Sanık hakkında Kamu Kurumuna karşı dolandırıcılık suçundan TCK"nin 158/1-e maddesi uyarınca zamanaşımı süresi içinde işlem yapılması mümkün görülmüştür.
Vicdani kanının oluştuğu duruşma sürecini yansıtan tutanaklar, belgeler ve gerekçe içeriğine göre yapılan incelemede;
Katılan vekilinin 04/09/2009 havale tarihli dilekçesi ile sanığın katılan Atakaş Ticaret Ve Nakliyat A. Ş adına Türk Patent Enstitüsü nezdinde tescilli 2005 00919 numaralı, katılana ait mavi kömür torbası üzerindeki markayı taklit edip torbaları yeşile boyayarak içlerine doldurduğu kömürü jandarma karakol komutanlıklarına sattığını beyan etmesi üzerine başlatılan soruşturma sonucunda Adıyaman Cumhuriyet Başsavcılığınca düzenlenen 27/05/2010 tarihli iddianame ile; “sanığın, şikayetçi ATAKAŞ TİCARET VE NAKLİYAT A. Ş.’ye ait mavi renkli kömür torbaları üzerindeki tescilli amblemi taklit ederek ve rengini yeşile boyayarak oluşturduğu kömür torbalarının içerisine kömür doldurarak piyasaya sürdüğü” iddia edilerek 556 Sayılı Markaların Korunması Hakkında Kanun Hükmünde Kararname"nin 61/A-1. maddesi uyarınca marka hakkına tecavüz suçundan cezalandırılması istemiyle kamu davası açılıp yapılan yargılama sonucunda sanığın marka hakkına tecavüz suçundan cezalandırılmasına karar verilmişse de;
Suç tarihinde yürürlükte bulunan 556 sayılı KHK"nin 5833 sayılı Kanun ile değişik 61/A-1. maddesinde "Başkasına ait marka hakkına iktibas veya iltibas suretiyle tecavüz ederek mal veya hizmet üreten, satışa arz eden veya satan kişi bir yıldan üç yıla kadar hapis ve yirmibin güne kadar adli para cezası ile cezalandırılır.”Buna göre marka hakkına tecavüz suçunun oluşabilmesi için; başkasına ait marka hakkına iktibas veya iltibas suretiyle tecavüz ederek, mal veya hizmet üretmek, satışa arz etmek veya satmak şeklindeki seçimlik hareketlerden birinin gerçekleştirilmesi gerekir.

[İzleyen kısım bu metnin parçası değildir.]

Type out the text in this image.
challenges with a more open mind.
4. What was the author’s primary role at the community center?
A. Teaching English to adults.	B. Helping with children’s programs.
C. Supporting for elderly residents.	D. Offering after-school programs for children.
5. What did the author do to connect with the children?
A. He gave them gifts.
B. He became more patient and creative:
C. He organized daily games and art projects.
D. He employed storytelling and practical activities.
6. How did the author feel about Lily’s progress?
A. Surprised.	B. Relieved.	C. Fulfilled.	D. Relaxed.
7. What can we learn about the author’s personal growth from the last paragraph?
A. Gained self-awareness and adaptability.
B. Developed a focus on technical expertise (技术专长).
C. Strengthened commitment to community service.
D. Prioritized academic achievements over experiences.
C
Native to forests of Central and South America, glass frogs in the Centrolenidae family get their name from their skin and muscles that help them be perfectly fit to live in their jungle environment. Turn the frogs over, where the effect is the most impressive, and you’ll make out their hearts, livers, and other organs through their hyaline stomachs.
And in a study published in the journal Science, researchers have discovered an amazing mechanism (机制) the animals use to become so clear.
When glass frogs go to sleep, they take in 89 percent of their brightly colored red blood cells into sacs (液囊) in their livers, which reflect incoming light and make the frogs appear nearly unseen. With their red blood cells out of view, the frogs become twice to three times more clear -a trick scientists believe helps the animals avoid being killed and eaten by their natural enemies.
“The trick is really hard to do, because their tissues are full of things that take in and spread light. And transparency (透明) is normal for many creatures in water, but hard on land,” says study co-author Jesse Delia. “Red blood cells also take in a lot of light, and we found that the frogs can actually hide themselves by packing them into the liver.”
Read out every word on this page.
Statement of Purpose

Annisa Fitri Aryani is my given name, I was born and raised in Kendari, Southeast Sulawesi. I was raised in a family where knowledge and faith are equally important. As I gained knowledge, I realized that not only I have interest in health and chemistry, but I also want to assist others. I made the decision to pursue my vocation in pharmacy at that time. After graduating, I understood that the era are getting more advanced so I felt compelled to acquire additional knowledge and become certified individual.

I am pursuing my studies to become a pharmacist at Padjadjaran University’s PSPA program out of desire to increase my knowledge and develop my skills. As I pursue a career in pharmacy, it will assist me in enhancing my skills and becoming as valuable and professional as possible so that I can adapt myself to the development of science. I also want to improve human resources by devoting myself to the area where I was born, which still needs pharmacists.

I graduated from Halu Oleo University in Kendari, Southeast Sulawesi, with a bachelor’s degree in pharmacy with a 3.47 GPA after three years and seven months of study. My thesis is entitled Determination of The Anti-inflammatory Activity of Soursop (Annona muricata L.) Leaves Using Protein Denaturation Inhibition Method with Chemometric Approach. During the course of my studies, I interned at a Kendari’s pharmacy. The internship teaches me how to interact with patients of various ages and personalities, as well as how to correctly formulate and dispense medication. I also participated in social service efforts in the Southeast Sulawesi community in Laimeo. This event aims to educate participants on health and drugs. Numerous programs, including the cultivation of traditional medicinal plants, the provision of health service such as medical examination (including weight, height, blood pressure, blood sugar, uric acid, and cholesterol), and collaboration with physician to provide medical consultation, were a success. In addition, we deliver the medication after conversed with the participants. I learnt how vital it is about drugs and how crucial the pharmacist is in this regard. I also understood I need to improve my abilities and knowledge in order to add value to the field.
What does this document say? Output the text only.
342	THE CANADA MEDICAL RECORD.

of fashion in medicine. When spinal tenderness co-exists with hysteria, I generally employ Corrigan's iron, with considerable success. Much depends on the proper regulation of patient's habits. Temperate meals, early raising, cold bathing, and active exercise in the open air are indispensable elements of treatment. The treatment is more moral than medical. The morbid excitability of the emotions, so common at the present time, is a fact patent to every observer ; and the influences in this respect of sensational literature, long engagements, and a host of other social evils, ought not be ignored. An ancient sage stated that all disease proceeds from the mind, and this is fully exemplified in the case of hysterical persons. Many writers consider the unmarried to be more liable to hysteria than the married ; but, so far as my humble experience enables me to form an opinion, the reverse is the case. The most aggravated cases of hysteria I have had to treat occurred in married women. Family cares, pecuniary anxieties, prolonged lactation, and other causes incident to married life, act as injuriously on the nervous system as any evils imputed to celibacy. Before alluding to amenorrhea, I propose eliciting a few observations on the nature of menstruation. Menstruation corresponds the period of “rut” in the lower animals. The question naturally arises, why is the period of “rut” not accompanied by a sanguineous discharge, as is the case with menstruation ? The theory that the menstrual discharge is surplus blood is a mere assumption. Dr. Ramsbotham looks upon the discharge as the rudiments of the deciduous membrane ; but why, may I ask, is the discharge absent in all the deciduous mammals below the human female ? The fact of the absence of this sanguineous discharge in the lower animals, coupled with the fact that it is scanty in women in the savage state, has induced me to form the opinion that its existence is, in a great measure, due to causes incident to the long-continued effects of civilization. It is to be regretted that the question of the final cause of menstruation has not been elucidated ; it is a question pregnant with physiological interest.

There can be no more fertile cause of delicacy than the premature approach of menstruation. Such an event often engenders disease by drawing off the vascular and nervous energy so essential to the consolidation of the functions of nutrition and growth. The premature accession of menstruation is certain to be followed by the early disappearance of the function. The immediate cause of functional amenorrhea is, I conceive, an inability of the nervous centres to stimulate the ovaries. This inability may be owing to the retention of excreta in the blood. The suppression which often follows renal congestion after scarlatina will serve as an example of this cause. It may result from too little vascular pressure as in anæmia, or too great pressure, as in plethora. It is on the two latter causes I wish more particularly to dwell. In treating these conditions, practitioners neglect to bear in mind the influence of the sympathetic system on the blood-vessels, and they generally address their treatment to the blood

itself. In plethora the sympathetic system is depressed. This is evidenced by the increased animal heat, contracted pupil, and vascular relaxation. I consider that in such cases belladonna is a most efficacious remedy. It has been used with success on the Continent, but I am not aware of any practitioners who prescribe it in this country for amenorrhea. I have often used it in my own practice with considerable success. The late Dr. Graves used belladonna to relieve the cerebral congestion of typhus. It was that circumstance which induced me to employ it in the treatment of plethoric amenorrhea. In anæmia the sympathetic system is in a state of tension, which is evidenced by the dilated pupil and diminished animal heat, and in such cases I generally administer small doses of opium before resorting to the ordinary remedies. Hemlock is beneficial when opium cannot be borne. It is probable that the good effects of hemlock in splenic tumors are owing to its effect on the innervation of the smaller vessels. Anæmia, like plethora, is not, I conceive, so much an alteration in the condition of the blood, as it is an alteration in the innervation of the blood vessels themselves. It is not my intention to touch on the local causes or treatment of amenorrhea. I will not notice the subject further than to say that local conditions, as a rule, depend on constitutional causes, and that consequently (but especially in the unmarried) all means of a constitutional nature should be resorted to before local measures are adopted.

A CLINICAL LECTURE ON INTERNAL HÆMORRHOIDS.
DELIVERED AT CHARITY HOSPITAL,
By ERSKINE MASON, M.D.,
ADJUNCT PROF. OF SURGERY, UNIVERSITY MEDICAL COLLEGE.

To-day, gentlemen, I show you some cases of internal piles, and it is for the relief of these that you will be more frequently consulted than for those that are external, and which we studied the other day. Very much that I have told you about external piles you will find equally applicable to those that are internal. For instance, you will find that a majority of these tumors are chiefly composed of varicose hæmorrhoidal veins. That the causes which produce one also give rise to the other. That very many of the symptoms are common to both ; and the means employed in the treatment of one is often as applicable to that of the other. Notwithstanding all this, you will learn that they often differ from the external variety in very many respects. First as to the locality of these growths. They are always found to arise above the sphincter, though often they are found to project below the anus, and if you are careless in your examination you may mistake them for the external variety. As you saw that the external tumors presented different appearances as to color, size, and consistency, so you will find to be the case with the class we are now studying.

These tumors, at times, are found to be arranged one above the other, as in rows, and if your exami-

Tescilli bir markanın iktibas veya iltibas yolu ile taklit edilip edilmediğinin tespiti açısından ise; sanıktan ele geçirilen taklit ürünün, varsa ve elde edilmesi olanaklı ise orijinal ürünün, olanaklı olmaması halinde ise, Türk Patent ve Marka Kurumundan getirtilecek marka tescil belgelerinin renkli ve onaylı suretleri ile karşılaştırmayı sağlayacak fotoğrafların elde edilerek dosyaya eklenmesi ve bu şekilde bilirkişi raporu ve bu rapora dayanak olan hükmün temyiz denetimine sunulması gerekmektedir.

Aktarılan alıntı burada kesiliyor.